VANCOUVER — According to president and CEO Carl Hansen the scale of Atacama Pacific Gold’s (TSXV: ATM; US-OTC: ACPGF) proposed heap-leach mine plan at its Cerro Maricunga project in Chile — located 140 km by road northeast of the city of Copiapo — “will vault [the company] into the realm of mid-tier gold producers.” On Aug. 20 Atacama came one step closer to realizing that vision when it released a prefeasibility study (PFS) modelling an operating plan that appears to offer strong economic returns.

Mineralization at Cerro Maricunga is associated with black- and grey-banded veinlets and early chlorite–magnetite–quartz veinlets occurring in porphyry units, breccia and surrounding andesitic dikes and plugs, which are characteristics consistent with other regional Maricunga belt gold porphyry deposits.

It’s been well over a year since Atacama released its preliminary economic assessment (PEA) at Cerro Maricunga, and though mining variables haven’t changed much, the company has decreased its projected capital costs and increased mine life — while avoiding a sharp decline in gold output.

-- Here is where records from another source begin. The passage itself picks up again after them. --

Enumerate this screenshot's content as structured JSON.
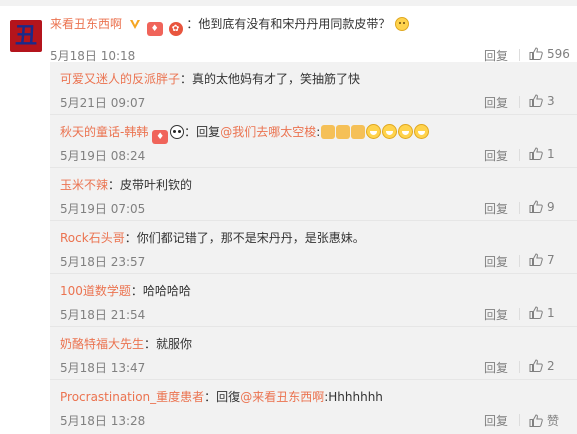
{
  "main_comment": {
    "username": "来看丑东西啊",
    "avatar_text": "丑",
    "text": "：他到底有没有和宋丹丹用同款皮带？",
    "time": "5月18日 10:18",
    "reply_label": "回复",
    "like_count": "596"
  },
  "replies": [
    {
      "name": "可爱又迷人的反派胖子",
      "text": "：真的太他妈有才了，笑抽筋了快",
      "time": "5月21日 09:07",
      "reply_label": "回复",
      "likes": "3"
    },
    {
      "name": "秋天的童话-韩韩",
      "prefix": "：回复",
      "mention": "@我们去哪太空梭",
      "text": ":",
      "time": "5月19日 08:24",
      "reply_label": "回复",
      "likes": "1"
    },
    {
      "name": "玉米不辣",
      "text": "：皮带叶利钦的",
      "time": "5月19日 07:05",
      "reply_label": "回复",
      "likes": "9"
    },
    {
      "name": "Rock石头哥",
      "text": "：你们都记错了，那不是宋丹丹，是张惠妹。",
      "time": "5月18日 23:57",
      "reply_label": "回复",
      "likes": "7"
    },
    {
      "name": "100道数学题",
      "text": "：哈哈哈哈",
      "time": "5月18日 21:54",
      "reply_label": "回复",
      "likes": "1"
    },
    {
      "name": "奶酪特福大先生",
      "text": "：就服你",
      "time": "5月18日 13:47",
      "reply_label": "回复",
      "likes": "2"
    },
    {
      "name": "Procrastination_重度患者",
      "prefix": "：回復",
      "mention": "@来看丑东西啊",
      "text": ":Hhhhhhh",
      "time": "5月18日 13:28",
      "reply_label": "回复",
      "likes": "赞"
    }
  ],
  "colors": {
    "accent": "#eb7350",
    "muted": "#808080",
    "reply_bg": "#f2f2f2"
  }
}
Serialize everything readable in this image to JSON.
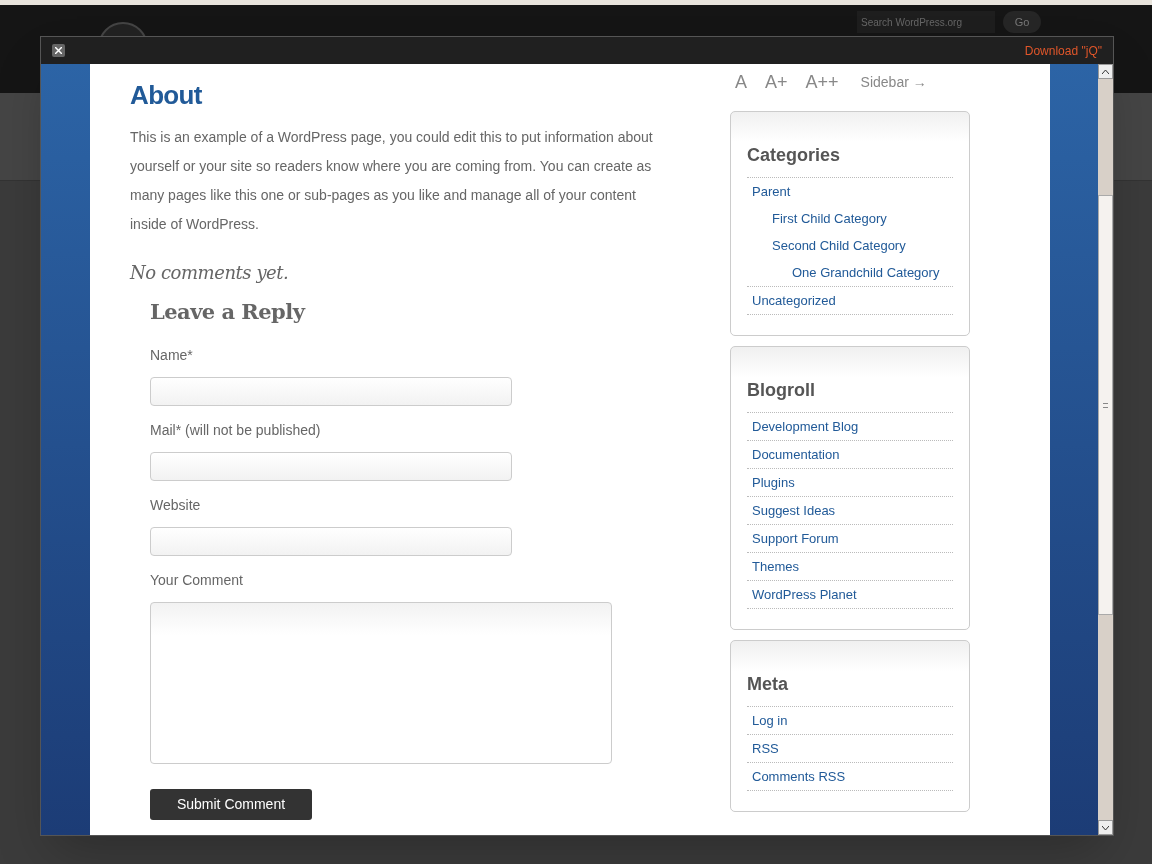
{
  "header": {
    "search": {
      "placeholder": "Search WordPress.org"
    },
    "go_button": "Go"
  },
  "modal": {
    "download_link": "Download \"jQ\"",
    "font_sizes": [
      "A",
      "A+",
      "A++"
    ],
    "sidebar_toggle": "Sidebar →",
    "page": {
      "title": "About",
      "body": "This is an example of a WordPress page, you could edit this to put information about yourself or your site so readers know where you are coming from. You can create as many pages like this one or sub-pages as you like and manage all of your content inside of WordPress.",
      "comments_note": "No comments yet.",
      "reply": {
        "title": "Leave a Reply",
        "fields": [
          {
            "label": "Name*",
            "kind": "input"
          },
          {
            "label": "Mail* (will not be published)",
            "kind": "input"
          },
          {
            "label": "Website",
            "kind": "input"
          },
          {
            "label": "Your Comment",
            "kind": "textarea"
          }
        ],
        "submit": "Submit Comment"
      }
    },
    "widgets": [
      {
        "title": "Categories",
        "items": [
          {
            "label": "Parent",
            "children": [
              {
                "label": "First Child Category"
              },
              {
                "label": "Second Child Category",
                "children": [
                  {
                    "label": "One Grandchild Category"
                  }
                ]
              }
            ]
          },
          {
            "label": "Uncategorized"
          }
        ]
      },
      {
        "title": "Blogroll",
        "items": [
          {
            "label": "Development Blog"
          },
          {
            "label": "Documentation"
          },
          {
            "label": "Plugins"
          },
          {
            "label": "Suggest Ideas"
          },
          {
            "label": "Support Forum"
          },
          {
            "label": "Themes"
          },
          {
            "label": "WordPress Planet"
          }
        ]
      },
      {
        "title": "Meta",
        "items": [
          {
            "label": "Log in"
          },
          {
            "label": "RSS"
          },
          {
            "label": "Comments RSS"
          }
        ]
      }
    ]
  }
}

Atacama’s plan is rooted in a large-scale, open-pit mine that would operate at a nameplate capacity of 80,000 tonnes per day, with Cerro Maricunga’s oxide material trucked to a three-stage crushing circuit before being stacked on heap-leach pads with estimated 70% gold recoveries.

The operation is slated to process 294 million tonnes of ore at a grade of 0.4 gram gold per tonne, with an expected 1.76 life-of-mine strip ratio. This compares to 261 million tonnes at 0.4 gram gold at strip ratio of 1.6 under Atacama’s PEA plan.

Proven and probable reserves total 294 million tonnes grading 0.4 gram gold for 3.7 million contained oz., while measured and indicated resources — across the Lynx, Crux and Phoenix deposits — hold 433 million tonnes of 0.39 gram gold for 5.5 million contained oz.

The mine would crank out an average of 228,000 oz. gold annually over a 13-year life at average cash costs of US$683 per oz. Production would peak during an initial eight-year period when Cerro Maricunga’s output would be 281,000 oz. per year. This compares to annual life-of-mine production of 267,400 oz. under Atacama’s PEA at cash costs of US$652 per oz.

The biggest change lies in the project’s development costs, which are down 23%, or US$117 million, to US$398 million. Atacama has dropped its anticipated pre-stripping costs at the project, as well as appeared to have negotiated more favourable conditions on its mining fleet lease. Additional savings have also apparently been achieved in regards to infrastructure, with the quote down from US$99 million under the PEA to US$58 million in the PFS.

Water for the Cerro Maricunga operation would be supplied from a water-treatment facility located in Copiapo and owned by a Chilean water utility, with the company securing an agreement in July 2013 to buy 2.5 million cubic metres of water annually. An electrical supply line would follow the same right of way as the water pipeline, allowing grid electricity to be used for operating the pump stations, which would save on generator-supplied energy.

Because of this cost-cutting, the company has kept relatively appealing economics at Cerro Maricunga despite falling gold prices. At US$1,350 per oz. the mine would feature a US$409-million after-tax net present value (NPV) at a 5% discount rate, along with a 25% internal rate of return (IRR) and a three-year payback period.

The company’s original model had assumed a US$1,450 per oz. gold price and generated a US$531 million NPV and 27% IRR, with a payback on initial capital pegged at 3.1 years.

“The [PFS] clearly demonstrates the technical and commercial viability of a large-scale conventional open-pit mining and oxide heap-leach processing facility, which will be one of the largest new gold operations in South America,” president and CEO Carl Hansen stated.

Shares have traded within a 52-week window of 57¢ to $1.52, and closed at 77¢ at press time. Atacama reported working capital of US$2.7 million at the end of March, and has 55.3 million shares outstanding for a $14.6-million market capitalization.